Most of the time, people think about their sex numbers in a very shame-based way, Marin says. And that's not beneficial. But what if you were looking at the "data" objectively? Keeping track of your sexual experiences could actually tell you a lot about the kinds of sex you want to have, and what kinds of people you want to be having them with. "That could be really interesting, to take a look at which decisions make you feel really good and healthy and which decisions didn't end up feeling like they serve you," Marin says. Much more valuable than the sheer number of people you've slept with, are conversations about the kinds of safer sex practices both you and a new partner use, whether or not you're into monogamy, what your kinks are, and what your sexual boundaries are, Francis says. "And if you're talking about someone's sex number but not entering a sexual relationship with that person, then quite likely it isn't any of your business," she says.
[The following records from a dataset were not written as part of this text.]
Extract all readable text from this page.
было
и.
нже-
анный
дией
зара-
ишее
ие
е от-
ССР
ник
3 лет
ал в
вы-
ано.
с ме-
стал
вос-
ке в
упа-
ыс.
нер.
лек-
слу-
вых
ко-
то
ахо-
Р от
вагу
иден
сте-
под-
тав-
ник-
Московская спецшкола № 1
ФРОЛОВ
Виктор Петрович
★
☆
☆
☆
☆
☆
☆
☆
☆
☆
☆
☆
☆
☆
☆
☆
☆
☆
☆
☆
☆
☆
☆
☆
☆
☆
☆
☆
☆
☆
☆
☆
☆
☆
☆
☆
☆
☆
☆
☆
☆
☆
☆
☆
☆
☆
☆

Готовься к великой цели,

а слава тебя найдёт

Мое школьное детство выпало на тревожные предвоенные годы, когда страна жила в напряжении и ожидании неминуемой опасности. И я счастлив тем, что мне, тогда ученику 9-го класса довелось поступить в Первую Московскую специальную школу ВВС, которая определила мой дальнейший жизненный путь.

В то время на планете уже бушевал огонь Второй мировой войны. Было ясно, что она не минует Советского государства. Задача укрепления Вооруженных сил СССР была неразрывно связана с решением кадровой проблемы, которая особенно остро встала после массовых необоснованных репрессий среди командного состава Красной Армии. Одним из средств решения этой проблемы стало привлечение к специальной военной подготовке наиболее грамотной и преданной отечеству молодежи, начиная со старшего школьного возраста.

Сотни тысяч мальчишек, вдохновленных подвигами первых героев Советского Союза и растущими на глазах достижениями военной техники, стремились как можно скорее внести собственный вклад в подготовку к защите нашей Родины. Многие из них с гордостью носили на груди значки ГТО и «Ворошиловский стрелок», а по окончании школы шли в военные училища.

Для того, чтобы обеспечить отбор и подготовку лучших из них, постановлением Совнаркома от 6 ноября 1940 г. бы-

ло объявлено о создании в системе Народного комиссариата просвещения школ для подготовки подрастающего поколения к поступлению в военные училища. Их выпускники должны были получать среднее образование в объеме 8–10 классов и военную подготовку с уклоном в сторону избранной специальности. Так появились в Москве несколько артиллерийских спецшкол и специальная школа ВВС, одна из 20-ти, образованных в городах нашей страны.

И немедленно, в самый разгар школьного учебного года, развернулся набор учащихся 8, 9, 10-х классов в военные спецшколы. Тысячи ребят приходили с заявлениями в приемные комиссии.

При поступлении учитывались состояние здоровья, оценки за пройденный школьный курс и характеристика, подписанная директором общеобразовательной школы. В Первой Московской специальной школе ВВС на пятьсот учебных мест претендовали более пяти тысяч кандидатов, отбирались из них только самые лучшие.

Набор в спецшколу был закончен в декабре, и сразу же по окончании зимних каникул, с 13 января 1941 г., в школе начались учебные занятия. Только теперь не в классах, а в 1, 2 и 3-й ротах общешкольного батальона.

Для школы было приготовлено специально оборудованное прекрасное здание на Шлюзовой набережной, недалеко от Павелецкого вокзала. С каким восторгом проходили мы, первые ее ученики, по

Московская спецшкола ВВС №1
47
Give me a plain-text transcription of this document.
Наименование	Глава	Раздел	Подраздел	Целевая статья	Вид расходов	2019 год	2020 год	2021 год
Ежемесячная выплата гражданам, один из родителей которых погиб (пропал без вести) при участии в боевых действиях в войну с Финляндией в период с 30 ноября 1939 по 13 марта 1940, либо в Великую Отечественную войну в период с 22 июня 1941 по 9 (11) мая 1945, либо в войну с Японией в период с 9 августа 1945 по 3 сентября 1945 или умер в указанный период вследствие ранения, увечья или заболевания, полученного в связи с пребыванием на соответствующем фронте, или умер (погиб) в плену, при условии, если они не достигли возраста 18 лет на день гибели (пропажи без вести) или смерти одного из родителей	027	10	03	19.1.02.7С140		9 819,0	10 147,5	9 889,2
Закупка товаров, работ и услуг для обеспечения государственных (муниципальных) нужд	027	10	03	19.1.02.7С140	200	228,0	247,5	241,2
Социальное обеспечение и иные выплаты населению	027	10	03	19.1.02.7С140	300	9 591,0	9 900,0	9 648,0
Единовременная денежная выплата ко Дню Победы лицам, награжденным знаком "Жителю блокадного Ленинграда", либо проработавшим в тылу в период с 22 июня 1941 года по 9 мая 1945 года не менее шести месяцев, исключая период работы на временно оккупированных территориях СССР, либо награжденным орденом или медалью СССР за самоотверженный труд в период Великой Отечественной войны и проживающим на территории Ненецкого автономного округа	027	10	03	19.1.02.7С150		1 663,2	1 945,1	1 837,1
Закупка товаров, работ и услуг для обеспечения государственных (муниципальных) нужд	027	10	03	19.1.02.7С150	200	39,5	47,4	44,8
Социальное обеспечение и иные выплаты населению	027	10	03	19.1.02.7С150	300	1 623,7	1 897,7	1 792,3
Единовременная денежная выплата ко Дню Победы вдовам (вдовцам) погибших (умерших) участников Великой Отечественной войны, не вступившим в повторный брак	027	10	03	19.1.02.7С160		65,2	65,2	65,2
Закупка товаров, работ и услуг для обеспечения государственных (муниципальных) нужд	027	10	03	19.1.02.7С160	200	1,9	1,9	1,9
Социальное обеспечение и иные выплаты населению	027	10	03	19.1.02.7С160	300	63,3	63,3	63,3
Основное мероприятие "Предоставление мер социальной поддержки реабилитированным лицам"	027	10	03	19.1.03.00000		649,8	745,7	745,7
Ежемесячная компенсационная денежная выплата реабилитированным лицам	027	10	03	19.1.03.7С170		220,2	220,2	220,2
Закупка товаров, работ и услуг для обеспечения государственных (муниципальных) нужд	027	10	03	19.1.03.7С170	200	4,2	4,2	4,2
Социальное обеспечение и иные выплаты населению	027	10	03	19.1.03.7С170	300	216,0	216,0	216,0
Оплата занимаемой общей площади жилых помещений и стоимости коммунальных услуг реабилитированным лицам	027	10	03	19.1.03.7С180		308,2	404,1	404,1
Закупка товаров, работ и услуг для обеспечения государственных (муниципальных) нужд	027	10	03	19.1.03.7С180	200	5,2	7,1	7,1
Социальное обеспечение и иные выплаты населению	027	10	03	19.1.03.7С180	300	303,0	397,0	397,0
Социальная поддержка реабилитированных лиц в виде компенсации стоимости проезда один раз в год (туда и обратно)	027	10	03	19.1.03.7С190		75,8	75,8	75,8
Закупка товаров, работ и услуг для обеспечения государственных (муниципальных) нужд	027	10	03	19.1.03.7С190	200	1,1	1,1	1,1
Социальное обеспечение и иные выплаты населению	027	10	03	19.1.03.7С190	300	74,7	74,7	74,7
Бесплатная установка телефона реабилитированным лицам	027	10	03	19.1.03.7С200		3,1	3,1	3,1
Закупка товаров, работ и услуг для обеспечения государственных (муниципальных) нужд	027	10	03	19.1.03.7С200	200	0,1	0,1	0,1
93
So, instead of doing away with tracking sex numbers, let's take the shame out of it. "If we really want to move in a sex positive direction, then it's actually going to be talking more about our sex numbers and having it be something that's out in the open," Marin says. You don't have to stop counting unless you want to, just recognise that we can't attach any kind of value (positive or negative) to the number itself. Because it's not how many people you've slept with that make you an attentive lover, it's how much you've learned about yourself in the process.